Unlike the broader economy which tends to grow slowly (roughly 4% per year), startups and small business return over 30% annualized cash on cash to investors. This doesn’t account for the job creation and other value created. It would therefore be reasonable to assume somewhere around a 60% true annual growth rate for an economy backed by startup equity combined with radical collaboration. This assumption is backed up by circumstantial data from IRR data of startup accelerators and incubators.
Therefore, the key to sustainability and resilience for CC is to regulate inflation to fall between 30% to 60% per year. This is accomplished by ratcheting up issuance rates on the low end (i.e. incentivizing greater collaboration), and imposing demurrage on the high end (thus stimulating internal spending and and redemption).
Whenever CC is redeemed for cash, it is taken out of circulation, however there is no “sovereign debt”; when the treasury runs dry, there is no more redemption until it is replenished through cash subscription. In essence we’ve replaced treasury bills with “treasury equity”.
The integrity of the internal CC economy is maintained by restricting transfers of CC to other members of the community, rather than allow for “foreign exchange” markets like most cryptocurrencies seek. Membership is controlled at the community level to make sure antisocial behavior and freeriders do not become commonplace. Although it is explicitly noted that a certain amount of “behavioral diversity” is important, as it serves as herd immunity and make the overall system more resilient.
The smart contracts necessary for CC may be easily programmed on Agoric with their front end interface on Slack, email and other community/social platforms.

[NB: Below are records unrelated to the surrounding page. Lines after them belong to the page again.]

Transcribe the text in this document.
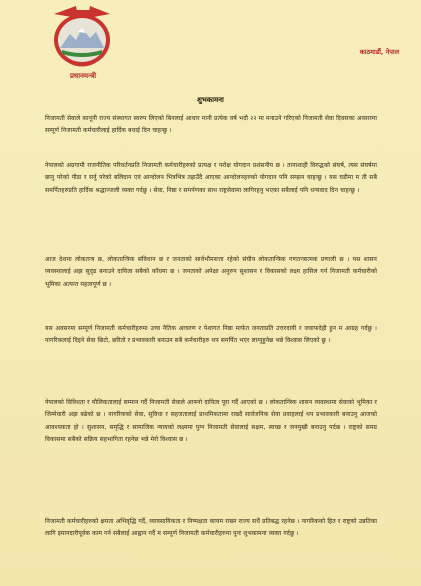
प्रधानमन्त्री
काठमाडौं, नेपाल
शुभकामना
निजामती सेवाले कानूनी राज्य संस्थागत स्वरुप लिएको बिनलाई आधार मानी प्रत्येक वर्ष भदौ २२ मा मनाउने गरिएको निजामती सेवा दिवसका अवसरमा सम्पूर्ण निजामती कर्मचारीलाई हार्दिक बधाई दिन चाहन्छु ।
नेपालको अग्रगामी राजनीतिक परिवर्तनप्रति निजामती कर्मचारीहरुको प्रत्यक्ष र परोक्ष योगदान प्रशंसनीय छ । तानाशाही विरुद्धको संघर्ष, त्यस संघर्षमा छानु परेको पीडा र सर्नु परेको बलिदान एवं आन्दोलन भित्रभित्र तह्राउँदै आएका आन्दोलनहरुको योगदान पनि सम्झन चाहन्छु । यस घडीमा म ती सबै समर्पितहरुप्रति हार्दिक श्रद्धाञ्जली व्यक्त गर्दछु । सेवा, निष्ठा र समर्पणका साथ राष्ट्रसेवामा लागिरहनु भएका सबैलाई पनि धन्यवाद दिन चाहन्छु ।
आज देशमा लोकतन्त्र छ, लोकतान्त्रिक संविधान छ र जनताको सार्वभौमसत्ता रहेको संघीय लोकतान्त्रिक गणतन्त्रात्मक प्रणाली छ । यस शासन व्यवस्थालाई अझ सुदृढ बनाउने दायित्व सबैको काँधमा छ । जनताको अपेक्षा अनुरुप सुशासन र विकासको लक्ष्य हासिल गर्न निजामती कर्मचारीको भूमिका अत्यन्त महत्वपूर्ण छ ।
यस अवसरमा सम्पूर्ण निजामती कर्मचारीहरुमा उच्च नैतिक आचरण र पेशागत निष्ठा मार्फत जनताप्रति उत्तरदायी र जवाफदेही हुन म आग्रह गर्दछु । नागरिकलाई दिइने सेवा छिटो, छरितो र प्रभावकारी बनाउन सबै कर्मचारीहरु थप समर्पित भएर लाग्नुहुनेछ भन्ने विश्वास लिएको छु ।
नेपालको विविधता र मौलिकतालाई सम्मान गर्दै निजामती सेवाले आफ्नो दायित्व पूरा गर्दै आएको छ । लोकतान्त्रिक शासन व्यवस्थामा सेवाको भूमिका र जिम्मेवारी अझ बढेको छ । नागरिकको सेवा, सुविधा र सहजतालाई प्राथमिकतामा राख्दै सार्वजनिक सेवा प्रवाहलाई थप प्रभावकारी बनाउनु आजको आवश्यकता हो । सुशासन, समृद्धि र सामाजिक न्यायको लक्ष्यमा पुग्न निजामती सेवालाई सक्षम, स्वच्छ र जनमुखी बनाउनु पर्दछ । राष्ट्रको समग्र विकासमा सबैको सक्रिय सहभागिता रहनेछ भन्ने मेरो विश्वास छ ।
निजामती कर्मचारीहरुको क्षमता अभिवृद्धि गर्दै, व्यावसायिकता र निष्पक्षता कायम राख्न राज्य सधैं प्रतिबद्ध रहनेछ । नागरिकको हित र राष्ट्रको उन्नतिका लागि इमानदारीपूर्वक काम गर्न सबैलाई आह्वान गर्दै म सम्पूर्ण निजामती कर्मचारीहरुमा पुनः शुभकामना व्यक्त गर्दछु ।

One of the advantages of blockchain technology is that it can be used to enforce policies which are costly for traditional bureaucracies and unstructured communities to enforce. For example, if the CC system detects evidence of collusion (or otherwise gaming the system) members can be automatically issued warnings, have certain privileges revoked for a time (i.e. be put “on probation”), and ultimately bad actors are flagged to the community who may decide to ostracize them from collaboration or kick them out entirely.